Property’s Favorite Trinities of 2014

Because everyone should consider living in a home that's unique to Philadelphia.

TREND photo via Fox & Roach Realtors.

TREND photo via Fox & Roach Realtors.

We recently did a roundup of the best houses we’ve featured this year, but a keen eye might have noticed one type of home missing: the trinity house.

For those of you scratching your heads, a trinity is a three-level home with one room per floor. Obscure little blogs that haven’t been updated since the late aughts will tell you the trinity style got its start in Philadelphia in the late 18th / early 19th centuries.
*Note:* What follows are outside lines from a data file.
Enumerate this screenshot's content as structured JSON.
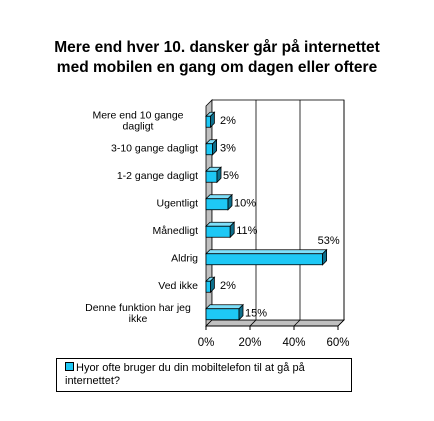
{
  "chart_data": {
    "type": "bar",
    "orientation": "horizontal",
    "title_lines": [
      "Mere end hver 10. dansker går på internettet",
      "med mobilen en gang om dagen eller oftere"
    ],
    "categories": [
      [
        "Mere end 10 gange",
        "dagligt"
      ],
      [
        "3-10 gange dagligt"
      ],
      [
        "1-2 gange dagligt"
      ],
      [
        "Ugentligt"
      ],
      [
        "Månedligt"
      ],
      [
        "Aldrig"
      ],
      [
        "Ved ikke"
      ],
      [
        "Denne funktion har jeg",
        "ikke"
      ]
    ],
    "series": [
      {
        "name": "Hyor ofte bruger du din mobiltelefon til at gå på internettet?",
        "values": [
          2,
          3,
          5,
          10,
          11,
          53,
          2,
          15
        ],
        "labels": [
          "2%",
          "3%",
          "5%",
          "10%",
          "11%",
          "53%",
          "2%",
          "15%"
        ]
      }
    ],
    "xlim": [
      0,
      60
    ],
    "xticks": [
      0,
      20,
      40,
      60
    ],
    "xtick_labels": [
      "0%",
      "20%",
      "40%",
      "60%"
    ],
    "grid": true,
    "three_d": true,
    "legend_position": "bottom",
    "colors": {
      "bar": "#1ec8f5",
      "bar_side": "#0c6f8c",
      "bar_top": "#7fe0fa",
      "wall": "#c0c0c0"
    }
  }
}
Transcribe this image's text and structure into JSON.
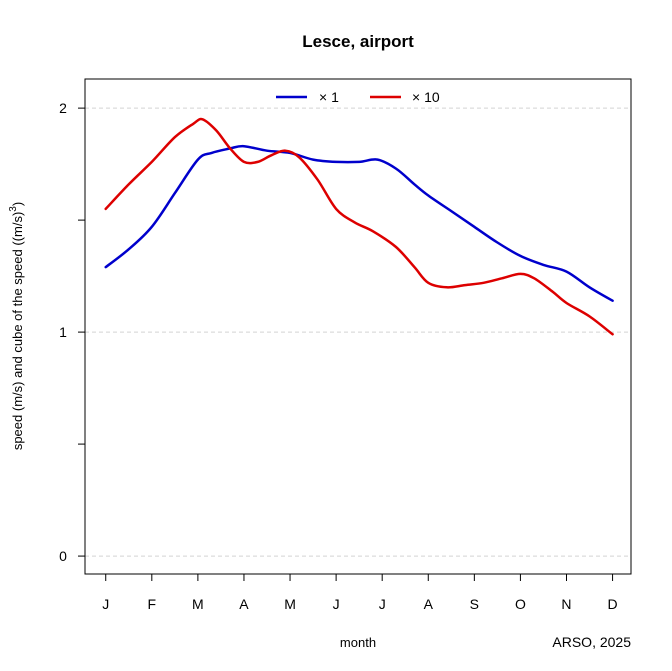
{
  "chart_data": {
    "type": "line",
    "title": "Lesce, airport",
    "xlabel": "month",
    "ylabel_main": "speed (m/s) and cube of the speed ((m/s)",
    "ylabel_sup": "3",
    "ylabel_close": ")",
    "credit": "ARSO, 2025",
    "categories": [
      "J",
      "F",
      "M",
      "A",
      "M",
      "J",
      "J",
      "A",
      "S",
      "O",
      "N",
      "D"
    ],
    "yticks": [
      0,
      1,
      2
    ],
    "ylim": [
      -0.08,
      2.13
    ],
    "grid": "horizontal dashed at y ticks",
    "legend_position": "top-center",
    "series": [
      {
        "name": "× 1",
        "color": "#0000cc",
        "points": [
          [
            1,
            1.29
          ],
          [
            1.5,
            1.37
          ],
          [
            2,
            1.47
          ],
          [
            2.5,
            1.62
          ],
          [
            3,
            1.77
          ],
          [
            3.3,
            1.8
          ],
          [
            3.7,
            1.82
          ],
          [
            4,
            1.83
          ],
          [
            4.5,
            1.81
          ],
          [
            5,
            1.8
          ],
          [
            5.5,
            1.77
          ],
          [
            6,
            1.76
          ],
          [
            6.5,
            1.76
          ],
          [
            6.9,
            1.77
          ],
          [
            7.3,
            1.73
          ],
          [
            7.7,
            1.66
          ],
          [
            8,
            1.61
          ],
          [
            8.5,
            1.54
          ],
          [
            9,
            1.47
          ],
          [
            9.5,
            1.4
          ],
          [
            10,
            1.34
          ],
          [
            10.5,
            1.3
          ],
          [
            11,
            1.27
          ],
          [
            11.5,
            1.2
          ],
          [
            12,
            1.14
          ]
        ]
      },
      {
        "name": "× 10",
        "color": "#dd0000",
        "points": [
          [
            1,
            1.55
          ],
          [
            1.5,
            1.66
          ],
          [
            2,
            1.76
          ],
          [
            2.5,
            1.87
          ],
          [
            2.9,
            1.93
          ],
          [
            3.1,
            1.95
          ],
          [
            3.4,
            1.9
          ],
          [
            3.7,
            1.82
          ],
          [
            4,
            1.76
          ],
          [
            4.3,
            1.76
          ],
          [
            4.6,
            1.79
          ],
          [
            4.9,
            1.81
          ],
          [
            5.2,
            1.78
          ],
          [
            5.6,
            1.68
          ],
          [
            6,
            1.55
          ],
          [
            6.4,
            1.49
          ],
          [
            6.8,
            1.45
          ],
          [
            7.3,
            1.38
          ],
          [
            7.7,
            1.29
          ],
          [
            8,
            1.22
          ],
          [
            8.4,
            1.2
          ],
          [
            8.8,
            1.21
          ],
          [
            9.2,
            1.22
          ],
          [
            9.6,
            1.24
          ],
          [
            10,
            1.26
          ],
          [
            10.3,
            1.24
          ],
          [
            10.7,
            1.18
          ],
          [
            11,
            1.13
          ],
          [
            11.5,
            1.07
          ],
          [
            12,
            0.99
          ]
        ]
      }
    ]
  }
}
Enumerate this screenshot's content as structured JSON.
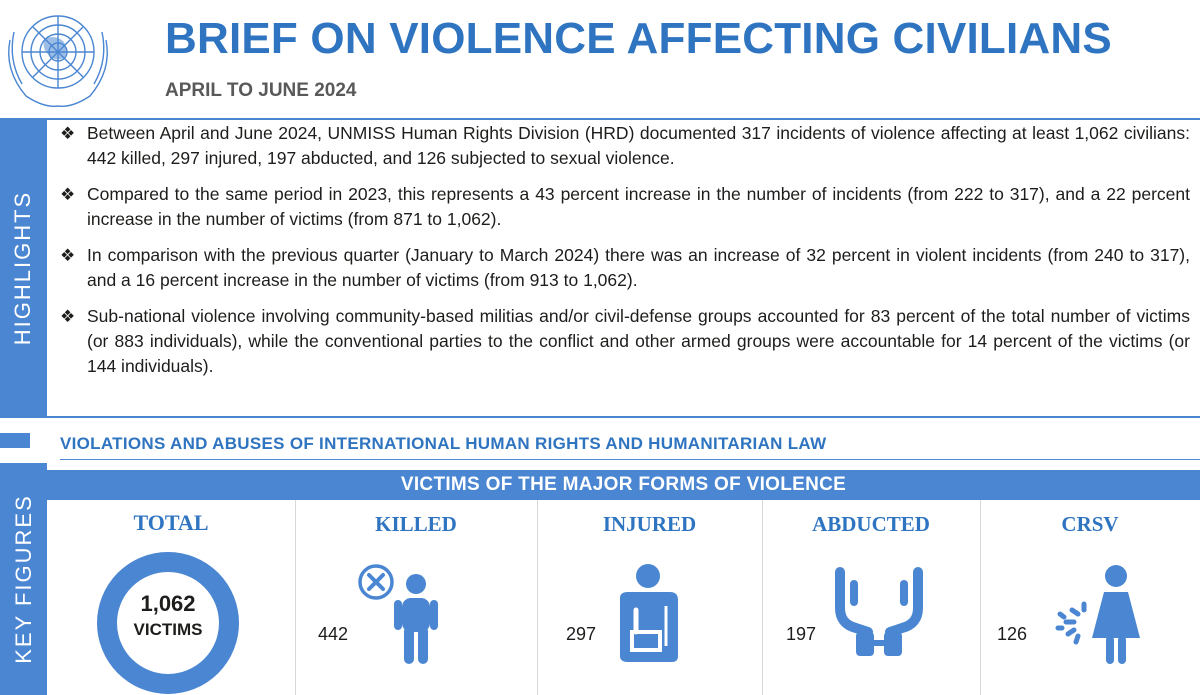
{
  "header": {
    "title": "BRIEF ON VIOLENCE AFFECTING CIVILIANS",
    "subtitle": "APRIL TO JUNE 2024",
    "logo_icon": "un-emblem-icon"
  },
  "highlights": {
    "label": "HIGHLIGHTS",
    "bullet_symbol": "❖",
    "items": [
      "Between April and June 2024, UNMISS Human Rights Division (HRD) documented 317 incidents of violence affecting at least 1,062 civilians: 442 killed, 297 injured, 197 abducted, and 126 subjected to sexual violence.",
      "Compared to the same period in 2023, this represents a 43 percent increase in the number of incidents (from 222 to 317), and a 22 percent increase in the number of victims (from 871 to 1,062).",
      "In comparison with the previous quarter (January to March 2024) there was an increase of 32 percent in violent incidents (from 240 to 317), and a 16 percent increase in the number of victims (from 913 to 1,062).",
      "Sub-national violence involving community-based militias and/or civil-defense groups accounted for 83 percent of the total number of victims (or 883 individuals), while the conventional parties to the conflict and other armed groups were accountable for 14 percent of the victims (or 144 individuals)."
    ]
  },
  "violations": {
    "title": "VIOLATIONS AND ABUSES OF INTERNATIONAL HUMAN RIGHTS AND HUMANITARIAN LAW"
  },
  "key_figures": {
    "label": "KEY FIGURES",
    "header": "VICTIMS OF THE MAJOR FORMS OF VIOLENCE",
    "total": {
      "label": "TOTAL",
      "value": "1,062",
      "unit": "VICTIMS"
    },
    "killed": {
      "label": "KILLED",
      "value": "442",
      "icon": "killed-person-icon"
    },
    "injured": {
      "label": "INJURED",
      "value": "297",
      "icon": "injured-person-icon"
    },
    "abducted": {
      "label": "ABDUCTED",
      "value": "197",
      "icon": "handcuffed-hands-icon"
    },
    "crsv": {
      "label": "CRSV",
      "value": "126",
      "icon": "sexual-violence-icon"
    }
  },
  "colors": {
    "primary_blue": "#2f74c0",
    "band_blue": "#4a86d2",
    "text_dark": "#1d1d1b",
    "subtitle_gray": "#595959"
  }
}
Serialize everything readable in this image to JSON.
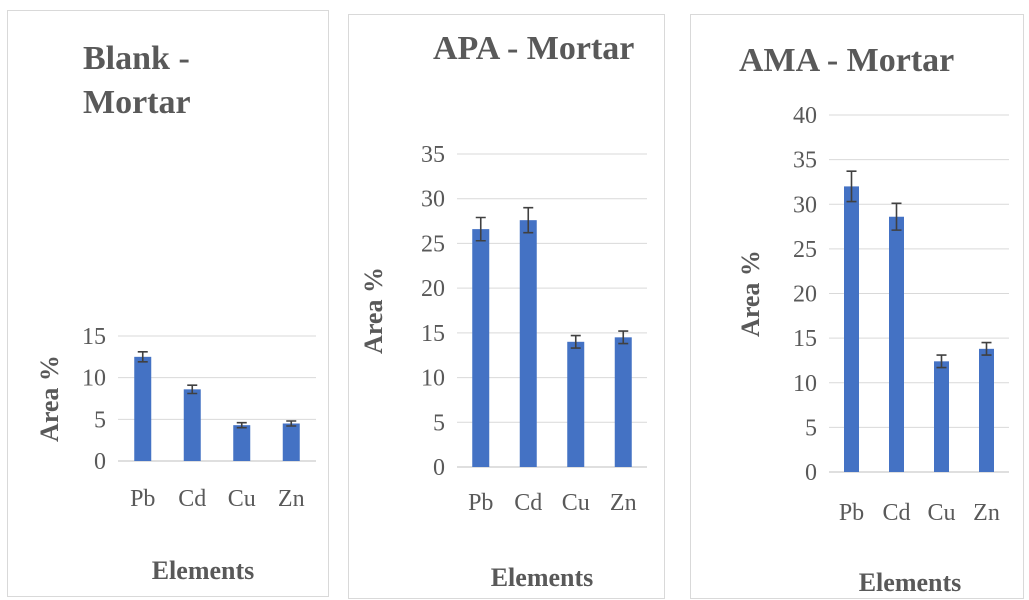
{
  "chart_data": [
    {
      "type": "bar",
      "title_lines": [
        "Blank -",
        "Mortar"
      ],
      "xlabel": "Elements",
      "ylabel": "Area %",
      "categories": [
        "Pb",
        "Cd",
        "Cu",
        "Zn"
      ],
      "values": [
        12.5,
        8.6,
        4.3,
        4.5
      ],
      "errors": [
        0.6,
        0.5,
        0.3,
        0.3
      ],
      "ylim": [
        0,
        15
      ],
      "yticks": [
        0,
        5,
        10,
        15
      ],
      "bar_color": "#4472c4",
      "grid": true
    },
    {
      "type": "bar",
      "title_lines": [
        "APA - Mortar"
      ],
      "xlabel": "Elements",
      "ylabel": "Area %",
      "categories": [
        "Pb",
        "Cd",
        "Cu",
        "Zn"
      ],
      "values": [
        26.6,
        27.6,
        14.0,
        14.5
      ],
      "errors": [
        1.3,
        1.4,
        0.7,
        0.7
      ],
      "ylim": [
        0,
        35
      ],
      "yticks": [
        0,
        5,
        10,
        15,
        20,
        25,
        30,
        35
      ],
      "bar_color": "#4472c4",
      "grid": true
    },
    {
      "type": "bar",
      "title_lines": [
        "AMA - Mortar"
      ],
      "xlabel": "Elements",
      "ylabel": "Area %",
      "categories": [
        "Pb",
        "Cd",
        "Cu",
        "Zn"
      ],
      "values": [
        32.0,
        28.6,
        12.4,
        13.8
      ],
      "errors": [
        1.7,
        1.5,
        0.7,
        0.7
      ],
      "ylim": [
        0,
        40
      ],
      "yticks": [
        0,
        5,
        10,
        15,
        20,
        25,
        30,
        35,
        40
      ],
      "bar_color": "#4472c4",
      "grid": true
    }
  ]
}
As such, they tend to be considered “unique to Philadelphia.”

Given the compactness of these homes, bedrooms are usually restricted to no more than two, meaning they might favor a certain kind of demographic, as Liz Spikol once noted when writing about an adorable trinity for rent in Old City:

Many Philadelphians are intrigued by the trinity, but buying one is such a commitment: It means, basically, that you’ll never have children. I’ve known more than one person who’s purchased a trinity while single and then had to sell once they met someone with whom they might procreate.

For some of us, that’s no problem. (I recently confessed to anyone that would listen that my life’s goal is to live in a trinity house with five puppies.) But even if living out your days in a distinctive home that was around before the Civil War (as one on this roundup was) is not something you’d consider, it’s nice to be aware of the quirkier parts of historical Philadelphia.